Spark Learning

As 8th grade dean, I am part of my school’s Academic Planning Committee.  The APC meets once a month to discuss and determine school policies.  Department chairs work together to make curricular changes, and grade level deans meet to further improve the social-emotional education of our students.  These meetings; however, always begin with the entire committee, grade level deans and department chairs, coming together to reflect on our practice as teacher leaders.

Yesterday’s APC meeting opened with a TED video featuring Ramsey Masallam entitled “3 Rules to Spark Learning”.  Appropriately enough, Masallam gives his three rules that he abides by when planning lessons:

  1. Curiosity comes first,
  2. Embrace the mess;
  3. Practice reflection.

While I wish this message had come earlier in his TED Talk, Masallam’s three rules resonated with me and inspired my post for today. [If you’d like to see the video, I embedded it at the bottom of the page.]  I can relate to this teacher, and he was able to put into words what I feel is completely necessary when planning each and every lesson.

Curiosity comes first: Yes, I understand that we have curriculum to finish, and in public schools this is almost more important than in independent schools because districts often plan each day’s information for the teacher.  No matter how mired we get in the day-to-day “business” of school, we have to remember that we are in our classrooms to create thinkers.  Our job as teachers is not to feed our students facts; it is to enrich their minds so that they can use their creativity to make change.  We are responsible for developing the minds of inventors, innovators, and peace-makers.  What use is knowing the year the Duke of Normandy took England (1066, by the way) if our kids can’t analyze the causes and effects of his actions.  That skill of analysis is transferable, while knowing the importance of the year 1066 will probably only help them if they’re ever on Jeopardy.

When your students ask you questions, please, I implore you, answer them.  I was in the middle of a lesson on Magna Carta when my students began asking me about the history of the Roman Catholic Church, prompted by learning that the Pope cancelled all masses in England for eight years because of King John.  I didn’t finish my lesson, but I fed my students’ curiosity.  Pausing my lesson and keeping them interested is worth so much more than checking off a lesson on my “to-teach” list.

Embrace the mess:  My classroom always looks like an explosion occurred inside.  When I pass back student work, the students joke about how many pens I must have used because I write so much on their papers.  I encourage my students to cross out on their tests and quizzes when they come up with a new thought (they hate the mess it makes on their papers and don’t understand why I like this!)  Masallam said that learning is messy, and he couldn’t be more right.  In order to learn and grow you have to be able to experiment, create and make mistakes.  Though my students are very uncomfortable with mistakes, as evidenced by their anger at my forcing them to write in ink and cross out when they want to make changes, it is my goal to encourage them to grow by trying and sometimes failing.  I model this as much as possible myself.  I always tell them when I’m trying something new in a lesson and at the end I ask for their feedback.  By mid-year they’re comfortable being honest about what was good during my class and where I can improve.  By helping me, they’re also seeing an example of someone who takes risks for the sake of learning and is okay with making mistakes.
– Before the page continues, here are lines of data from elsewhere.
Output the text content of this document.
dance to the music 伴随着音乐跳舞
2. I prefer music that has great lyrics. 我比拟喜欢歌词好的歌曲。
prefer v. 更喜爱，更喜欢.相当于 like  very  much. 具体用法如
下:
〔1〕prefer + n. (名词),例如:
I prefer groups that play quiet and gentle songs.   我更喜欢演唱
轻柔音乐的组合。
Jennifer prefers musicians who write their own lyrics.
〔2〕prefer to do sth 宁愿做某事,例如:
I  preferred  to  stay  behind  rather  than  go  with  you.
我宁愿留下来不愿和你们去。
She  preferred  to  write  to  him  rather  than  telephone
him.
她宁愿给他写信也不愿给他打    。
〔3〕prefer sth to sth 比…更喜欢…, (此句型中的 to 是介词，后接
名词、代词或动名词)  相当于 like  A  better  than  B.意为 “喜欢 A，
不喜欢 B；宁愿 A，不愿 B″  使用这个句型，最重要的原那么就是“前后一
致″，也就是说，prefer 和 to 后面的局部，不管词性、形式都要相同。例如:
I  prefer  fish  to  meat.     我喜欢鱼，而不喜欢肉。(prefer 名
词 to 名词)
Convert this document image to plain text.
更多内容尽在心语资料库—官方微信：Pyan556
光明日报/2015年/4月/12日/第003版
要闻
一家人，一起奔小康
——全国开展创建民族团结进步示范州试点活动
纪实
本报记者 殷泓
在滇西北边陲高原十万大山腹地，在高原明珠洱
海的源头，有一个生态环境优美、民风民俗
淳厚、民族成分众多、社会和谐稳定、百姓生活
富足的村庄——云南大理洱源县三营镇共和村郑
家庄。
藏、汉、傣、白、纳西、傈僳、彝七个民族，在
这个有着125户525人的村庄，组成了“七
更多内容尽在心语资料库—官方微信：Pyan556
Practice reflection: Thinking about our teaching is the only way to make it better.  After every lesson, I write on Post-Its about what I liked and what I didn’t like about that lesson.  Sometimes I do this for an entire unit.  Then I take the Post-It and stick it to that lesson so that when I come to it the following year, I remember my thoughts and can improve.  Reflection also keeps us from getting bored and becoming stagnant.  I can’t imagine anything worse than an endless cycle of the same lessons year after year.  It would be like in that movie Groundhog Day, but the cycle never ends.  Reflection is our redemption from monotony.

Following Masallam’s rules is not only good for our students, but it is good for us.  The better we are at our craft, the more our students will learn and will want to learn from us.  Remember always: teaching is an art.  It is refined by good practice and the more we practice to improve, the more our audience will get from it.